Naquilo que envolve as pessoas humanas, o ódio exprime-se através dos insultos ou das agressões físicas. A violência tende a ser uma das consequências do ódio… No casos de países e nações é costume incentivar ódio de uns para com outros, levando – como se refere supra – a unir aqueles que poderão concretizar ações de ódio com os outros… nesse caso considerados como inimigos. 

= Atendendo à complexidade do nosso tempo talvez possa ser útil apresentar algumas situações em que ‘um grupo se torna unido, se tiver algo que odiar’. Não será isso que explica uma espécie de fanatismo (quase religioso) de certos grupos desportivos, tenham ou não a designação de claques? Por vezes não acontece de dirimirem-se contendas internas (ou intestinas), polarizando as de fora contra outros que defendem as suas cores com idêntico fervor ou mesmo ódio? Não será que alguma apatia, indiferença ou negligência, que tem vindo a criar episódios sem-sentido, quando outros se apegam a rituais nada abonatórios dos princípios que os norteiam?
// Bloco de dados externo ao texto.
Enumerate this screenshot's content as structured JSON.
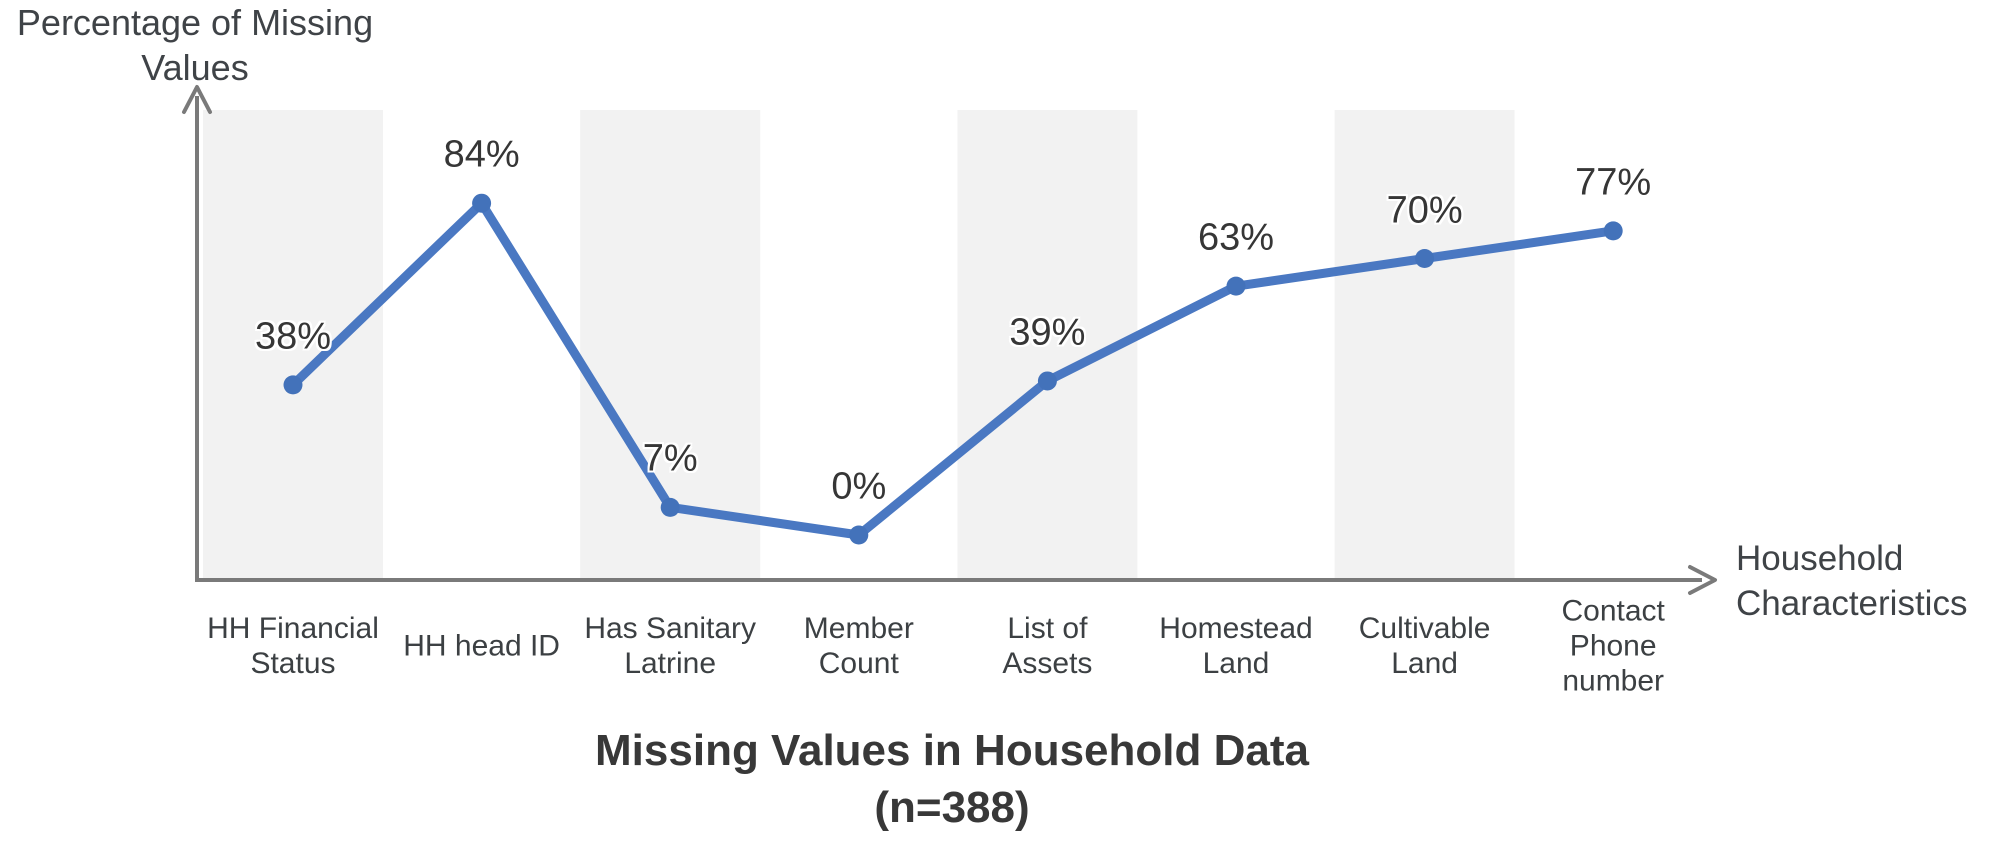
{
  "chart_data": {
    "type": "line",
    "title": "Missing Values in Household Data",
    "subtitle": "(n=388)",
    "ylabel": "Percentage of Missing Values",
    "ylabel_lines": [
      "Percentage of Missing",
      "Values"
    ],
    "xlabel": "Household Characteristics",
    "xlabel_lines": [
      "Household",
      "Characteristics"
    ],
    "categories": [
      "HH Financial Status",
      "HH head ID",
      "Has Sanitary Latrine",
      "Member Count",
      "List of Assets",
      "Homestead Land",
      "Cultivable Land",
      "Contact Phone number"
    ],
    "category_lines": [
      [
        "HH Financial",
        "Status"
      ],
      [
        "HH head ID"
      ],
      [
        "Has Sanitary",
        "Latrine"
      ],
      [
        "Member",
        "Count"
      ],
      [
        "List of",
        "Assets"
      ],
      [
        "Homestead",
        "Land"
      ],
      [
        "Cultivable",
        "Land"
      ],
      [
        "Contact",
        "Phone",
        "number"
      ]
    ],
    "values": [
      38,
      84,
      7,
      0,
      39,
      63,
      70,
      77
    ],
    "value_labels": [
      "38%",
      "84%",
      "7%",
      "0%",
      "39%",
      "63%",
      "70%",
      "77%"
    ],
    "ylim": [
      0,
      100
    ],
    "y_axis_ticks_visible": false,
    "grid": false,
    "legend": "none",
    "alternating_bands": true,
    "band_columns": [
      0,
      2,
      4,
      6
    ]
  },
  "colors": {
    "line": "#4a78c2",
    "marker": "#4372ba",
    "band": "#f2f2f2",
    "axis": "#7a7a7a",
    "value_label_text": "#363636",
    "category_text": "#3c4043",
    "axis_title_text": "#3f4347",
    "title_text": "#383838"
  }
}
Quem não se recorda dos tempos em que os cristãos eram considerados minoria social e eram até odiados pelos que não comungavam da sua fé? Nessas ocasiões – e não são só dum passado longínquo, mas também percorrem muitos locais atualmente – os cristãos uniam-se, não só porque eram perseguidos e mesmo odiados, mas porque estava em causa a sua própria sobrevivência. Vemos já nos textos bíblicos e nas reflexões da patrística essa necessidade de se unirem, não já para odiarem, mas para conseguirem ultrapassar as dificuldades colocadas pelas condicionantes exteriores.

Não será que agora – no nosso tempo e na nossa terra – baixamos a guarda em matéria de vigilância, mas também de unidade. Fomo-nos tornado mais inseridos no meio, mais pela descoloração do que pela afirmação. Se alguém destoa desta onda de boa aceitação – tanto em palavras como em ações – corre o risco de ser facilmente rotulado com fanatismo, fundamentalismo e, mais recentemente, com populismo, isto é, domesticaram o cristianismo e os cristãos com doses de compreensão anódina e de aceitação insípida de princípios, valores e critérios…

Onde está o sabor do sal, que somos? Por onde para a luminosidade proclamada nos evangelhos? Onde está a verticalidade da linguagem do ‘sim, sim; não, não’? Seremos ainda fiáveis para encetarmos a evangelização deste tempo? Daqui a meio século haverá fé nos lugares onde agora a celebramos a meio gás?

Por muito que apelemos a novos métodos de anúncio de Jesus, há um que nunca falha nem estará desatualizado: o testemunho pessoal, o encanto por Cristo e a correção de vida…na sendo do Evangelho!